Heat pumps are now used in approximately 8% of all heating equipment sales for buildings in China as of 2022, and they are increasingly becoming the norm in central and southern regions for both heating and cooling. Despite their higher upfront costs and relatively low awareness, heat pumps are favored for their energy efficiency, consuming three to five times less energy than electric heaters or fossil fuel-based solutions. Currently, decentralized heat pumps installed in Chinese buildings represent a quarter of the global installed capacity, with a total capacity exceeding 250 GW, which covers around 4% of the heating needs in buildings.

Under the Announced Pledges Scenario (APS), which aligns with China's carbon neutrality goals, the capacity is expected to reach 1,400 GW by 2050, meeting 25% of heating needs. This scenario would require an installation of about 100 GW of heat pumps annually until 2050. Furthermore, the heat pump sector in China employs over 300,000 people, with employment numbers expected to double by 2050, underscoring the importance of vocational training for industry growth. This robust development in the heat pump market is set to play a significant role in reducing direct emissions in buildings by 30% and cutting PM2.5 emissions from residential heating by nearly 80% by 2030.

===European Union===
To speed up the deployment rate of heat pumps, the European Commission launched the Heat Pump Accelerator Platform in November 2024. It will encourage industry experts, policymakers, and stakeholders to collaborate, share best practices and ideas, and jointly discuss measures that promote sustainable heating solutions.

===United Kingdom===

Until 2027 fixed heat pumps have no Value Added Tax (VAT). As of 2022, the installation cost of a heat pump is more than a gas boiler, but with the "Boiler Upgrade Scheme" government grant and assuming electricity/gas costs remain similar, their lifetime costs would be similar on average.
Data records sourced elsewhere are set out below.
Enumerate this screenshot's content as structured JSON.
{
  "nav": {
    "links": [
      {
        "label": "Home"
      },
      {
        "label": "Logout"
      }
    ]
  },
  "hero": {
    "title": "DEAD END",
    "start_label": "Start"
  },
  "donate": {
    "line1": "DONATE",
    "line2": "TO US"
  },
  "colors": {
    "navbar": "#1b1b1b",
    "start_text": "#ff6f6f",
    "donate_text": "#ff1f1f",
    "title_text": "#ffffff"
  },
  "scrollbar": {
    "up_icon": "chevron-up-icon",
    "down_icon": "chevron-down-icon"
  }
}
However, lifetime cost relative to a gas boiler varies considerably depending on several factors, such as the quality of the heat pump installation and the tariff used. In 2024, England was criticised for allowing new homes to be built with gas boilers, unlike some other countries where this is now banned.

===United States===

In 2022, more heat pumps were sold in the United States than natural gas furnaces.

From 2022 through 2025, the High-efficiency Electric Home Rebate Program awarded grants to state energy offices and Indian tribes in order to establish state-wide high-efficiency electric-home rebates. American households were eligible for a tax credit to cover the costs of buying and installing a heat pump, up to $2,000. Starting in 2023, low and moderate level income households were eligible for a heat pump rebate of up to $8,000.

In November 2023, U.S. President Joseph Biden's administration allocated $169 million from the Inflation Reduction Act to speed up production of heat pumps. It used the Defense Production Act of 1950 to do so, in a stated bid to advance national security.

In 2025, U.S. President Donald Trump reversed the decision to use the Defense Production Act, and did not renew some of the tax credits used to subsidize heat pumps.